The WRKY transcription factor family, characterized by its conserved WRKYGQK motif and zinc finger structure, serves as a central regulatory module in plants, mediating developmental, stress-responsive, and metabolic processes through W-box binding. In Camellia sinensis, WRKY genes act as molecular integrators that link environmental cues to the biosynthesis of quality-related compounds, underscoring the importance of understanding their evolutionary patterns for genetic improvement. However, previous research has been limited by single-reference genome approaches, which fail to capture the full spectrum of WRKY gene presence-absence variation across diverse tea plant cultivars.

Results

This study presents the first pan-genome-wide analysis of the WRKY family in any plant species, integrating data from 22 tea plant genomes. We identified a comprehensive set of WRKY genes and classified them into core and dispensable categories, revealing extensive presence-absence variants (PAVs) that were overlooked in single-reference studies. Phylogenetic reconstruction resolved 11 subfamilies, with notable lineage-specific expansions.

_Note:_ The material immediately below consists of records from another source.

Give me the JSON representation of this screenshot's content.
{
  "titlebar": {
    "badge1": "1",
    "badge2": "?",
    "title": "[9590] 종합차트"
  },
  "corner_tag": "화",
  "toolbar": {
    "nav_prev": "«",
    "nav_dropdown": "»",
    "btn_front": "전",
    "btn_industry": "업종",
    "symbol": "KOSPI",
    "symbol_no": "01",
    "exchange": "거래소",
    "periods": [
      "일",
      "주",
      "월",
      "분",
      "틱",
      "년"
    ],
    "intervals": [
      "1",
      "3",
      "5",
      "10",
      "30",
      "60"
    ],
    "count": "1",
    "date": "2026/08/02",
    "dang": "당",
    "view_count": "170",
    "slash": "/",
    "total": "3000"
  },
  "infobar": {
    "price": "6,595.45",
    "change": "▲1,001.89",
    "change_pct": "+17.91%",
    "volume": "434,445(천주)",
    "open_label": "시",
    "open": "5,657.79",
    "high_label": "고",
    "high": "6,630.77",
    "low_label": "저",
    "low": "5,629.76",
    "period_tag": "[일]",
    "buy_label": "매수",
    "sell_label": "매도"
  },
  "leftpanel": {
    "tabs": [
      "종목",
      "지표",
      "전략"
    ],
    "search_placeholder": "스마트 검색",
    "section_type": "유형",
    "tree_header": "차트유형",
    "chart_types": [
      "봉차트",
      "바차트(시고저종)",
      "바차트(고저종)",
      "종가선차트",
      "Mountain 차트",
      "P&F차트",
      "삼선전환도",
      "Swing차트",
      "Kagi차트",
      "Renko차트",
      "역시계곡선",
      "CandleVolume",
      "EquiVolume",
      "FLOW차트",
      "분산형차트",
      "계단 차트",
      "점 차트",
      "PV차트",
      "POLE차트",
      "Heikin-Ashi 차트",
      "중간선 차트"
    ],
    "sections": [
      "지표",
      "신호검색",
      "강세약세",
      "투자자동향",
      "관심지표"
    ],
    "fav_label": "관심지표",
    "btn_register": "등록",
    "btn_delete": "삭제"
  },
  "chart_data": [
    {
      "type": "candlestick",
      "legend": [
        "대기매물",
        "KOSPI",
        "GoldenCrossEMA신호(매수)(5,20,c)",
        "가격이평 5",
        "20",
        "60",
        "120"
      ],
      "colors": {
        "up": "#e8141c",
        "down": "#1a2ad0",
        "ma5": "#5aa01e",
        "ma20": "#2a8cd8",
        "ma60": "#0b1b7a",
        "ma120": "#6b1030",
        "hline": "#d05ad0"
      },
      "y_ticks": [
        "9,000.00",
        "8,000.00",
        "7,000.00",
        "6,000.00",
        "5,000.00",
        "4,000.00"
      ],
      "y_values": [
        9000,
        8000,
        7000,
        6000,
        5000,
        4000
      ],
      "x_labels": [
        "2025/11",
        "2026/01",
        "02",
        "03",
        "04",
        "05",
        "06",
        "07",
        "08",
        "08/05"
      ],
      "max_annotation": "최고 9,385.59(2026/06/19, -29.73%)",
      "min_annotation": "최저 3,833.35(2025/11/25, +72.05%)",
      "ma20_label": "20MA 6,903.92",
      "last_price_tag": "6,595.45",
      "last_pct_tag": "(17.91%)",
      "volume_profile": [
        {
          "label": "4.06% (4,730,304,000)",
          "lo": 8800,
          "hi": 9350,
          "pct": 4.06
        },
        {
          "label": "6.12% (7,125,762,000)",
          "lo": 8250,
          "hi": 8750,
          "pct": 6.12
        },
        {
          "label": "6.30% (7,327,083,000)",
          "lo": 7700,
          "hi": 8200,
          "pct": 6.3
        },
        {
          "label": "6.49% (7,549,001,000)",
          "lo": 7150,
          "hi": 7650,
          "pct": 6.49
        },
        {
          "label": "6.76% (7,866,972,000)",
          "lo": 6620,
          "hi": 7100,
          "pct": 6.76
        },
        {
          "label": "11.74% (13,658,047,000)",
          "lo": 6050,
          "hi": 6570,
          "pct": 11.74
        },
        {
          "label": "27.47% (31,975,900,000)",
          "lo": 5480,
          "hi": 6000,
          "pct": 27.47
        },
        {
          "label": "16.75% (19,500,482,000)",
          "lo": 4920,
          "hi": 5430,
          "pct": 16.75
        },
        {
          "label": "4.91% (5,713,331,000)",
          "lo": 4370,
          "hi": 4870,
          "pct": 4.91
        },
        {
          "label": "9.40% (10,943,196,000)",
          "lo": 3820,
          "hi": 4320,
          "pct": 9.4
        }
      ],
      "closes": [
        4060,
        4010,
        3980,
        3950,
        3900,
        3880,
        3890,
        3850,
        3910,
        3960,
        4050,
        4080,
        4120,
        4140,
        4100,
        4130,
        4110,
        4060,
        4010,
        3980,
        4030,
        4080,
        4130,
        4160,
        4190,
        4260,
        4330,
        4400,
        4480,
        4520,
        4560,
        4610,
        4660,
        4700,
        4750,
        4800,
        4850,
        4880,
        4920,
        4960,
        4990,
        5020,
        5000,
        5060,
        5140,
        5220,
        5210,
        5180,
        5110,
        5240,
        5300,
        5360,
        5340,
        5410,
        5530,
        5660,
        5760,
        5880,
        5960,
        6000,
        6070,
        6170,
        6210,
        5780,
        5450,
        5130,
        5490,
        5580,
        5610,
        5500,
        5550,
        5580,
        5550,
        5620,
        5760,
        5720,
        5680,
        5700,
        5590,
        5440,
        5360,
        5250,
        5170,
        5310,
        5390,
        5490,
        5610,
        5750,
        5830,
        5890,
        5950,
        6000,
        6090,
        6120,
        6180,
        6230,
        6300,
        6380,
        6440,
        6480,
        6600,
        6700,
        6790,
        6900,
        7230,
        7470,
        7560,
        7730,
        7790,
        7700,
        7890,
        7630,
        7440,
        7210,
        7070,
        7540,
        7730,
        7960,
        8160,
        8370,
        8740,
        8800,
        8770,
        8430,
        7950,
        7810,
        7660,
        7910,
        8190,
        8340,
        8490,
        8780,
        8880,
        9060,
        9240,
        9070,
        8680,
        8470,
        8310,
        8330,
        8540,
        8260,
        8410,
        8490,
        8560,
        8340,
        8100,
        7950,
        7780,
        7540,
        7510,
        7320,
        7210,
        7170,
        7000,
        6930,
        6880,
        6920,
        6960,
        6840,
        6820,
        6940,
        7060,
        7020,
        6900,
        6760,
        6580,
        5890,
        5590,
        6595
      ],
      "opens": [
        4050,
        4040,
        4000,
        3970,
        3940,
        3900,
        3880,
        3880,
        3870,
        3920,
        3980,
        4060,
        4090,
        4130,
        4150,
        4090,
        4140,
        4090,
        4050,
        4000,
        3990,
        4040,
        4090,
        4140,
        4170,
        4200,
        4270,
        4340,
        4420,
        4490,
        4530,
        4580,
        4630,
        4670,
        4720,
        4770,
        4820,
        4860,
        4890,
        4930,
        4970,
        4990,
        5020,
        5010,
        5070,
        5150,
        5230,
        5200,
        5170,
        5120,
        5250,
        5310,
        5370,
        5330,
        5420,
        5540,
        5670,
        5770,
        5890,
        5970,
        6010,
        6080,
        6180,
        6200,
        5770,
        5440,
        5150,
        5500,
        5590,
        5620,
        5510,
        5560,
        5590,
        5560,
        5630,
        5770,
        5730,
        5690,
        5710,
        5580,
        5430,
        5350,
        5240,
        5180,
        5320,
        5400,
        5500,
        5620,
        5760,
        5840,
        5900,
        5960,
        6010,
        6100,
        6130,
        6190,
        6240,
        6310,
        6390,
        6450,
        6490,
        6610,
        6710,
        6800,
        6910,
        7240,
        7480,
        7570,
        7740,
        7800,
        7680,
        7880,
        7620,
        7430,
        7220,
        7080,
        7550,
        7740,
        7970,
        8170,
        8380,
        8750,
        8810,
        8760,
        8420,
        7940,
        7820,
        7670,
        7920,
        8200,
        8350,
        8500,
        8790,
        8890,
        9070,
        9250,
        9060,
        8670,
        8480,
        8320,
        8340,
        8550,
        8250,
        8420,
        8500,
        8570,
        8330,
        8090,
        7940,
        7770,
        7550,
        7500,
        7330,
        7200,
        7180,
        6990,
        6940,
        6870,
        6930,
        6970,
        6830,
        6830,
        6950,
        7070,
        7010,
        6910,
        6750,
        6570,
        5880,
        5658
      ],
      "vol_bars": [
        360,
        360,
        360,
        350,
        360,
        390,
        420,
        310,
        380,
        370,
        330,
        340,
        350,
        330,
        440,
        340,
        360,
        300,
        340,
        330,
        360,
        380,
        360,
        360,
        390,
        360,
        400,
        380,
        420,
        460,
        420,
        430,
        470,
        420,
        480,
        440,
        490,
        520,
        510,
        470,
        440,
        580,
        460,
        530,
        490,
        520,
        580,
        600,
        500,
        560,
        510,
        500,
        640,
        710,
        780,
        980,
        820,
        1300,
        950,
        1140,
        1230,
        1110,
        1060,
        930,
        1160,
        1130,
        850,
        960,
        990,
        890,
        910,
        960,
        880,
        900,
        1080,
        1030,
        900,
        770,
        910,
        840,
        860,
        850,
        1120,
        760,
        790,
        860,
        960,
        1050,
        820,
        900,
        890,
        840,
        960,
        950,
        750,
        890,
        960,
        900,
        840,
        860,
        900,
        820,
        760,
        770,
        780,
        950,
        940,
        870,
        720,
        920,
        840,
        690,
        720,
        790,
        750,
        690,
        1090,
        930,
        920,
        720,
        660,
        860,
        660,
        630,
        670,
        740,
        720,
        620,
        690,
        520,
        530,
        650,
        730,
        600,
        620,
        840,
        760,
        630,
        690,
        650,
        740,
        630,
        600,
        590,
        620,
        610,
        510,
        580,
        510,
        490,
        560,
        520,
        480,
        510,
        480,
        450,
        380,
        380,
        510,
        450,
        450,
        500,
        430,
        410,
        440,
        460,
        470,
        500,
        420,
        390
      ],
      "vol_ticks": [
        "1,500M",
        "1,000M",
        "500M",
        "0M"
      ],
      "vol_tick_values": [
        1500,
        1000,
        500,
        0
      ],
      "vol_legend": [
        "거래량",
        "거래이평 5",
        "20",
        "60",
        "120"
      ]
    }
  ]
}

Mechanistically, core gene evolution was predominantly driven by whole-genome or segmental duplication under strong purifying selection, whereas dispensable genes, particularly in certain subfamilies, showed signals of adaptive evolution and were enriched through dispersed duplication. Transcriptomic analysis uncovered co-expression networks among highly expressed WRKY clusters, indicating functional redundancy and sub-functionalization in stress adaptation.

Conclusions

The findings from the present study provide insights into the evolutionary dynamics of presence-absence and copy-number variation within the WRKY family in tea plants, establishing a valuable genetic resource for enhancing stress resilience and metabolic traits in tea breeding programs.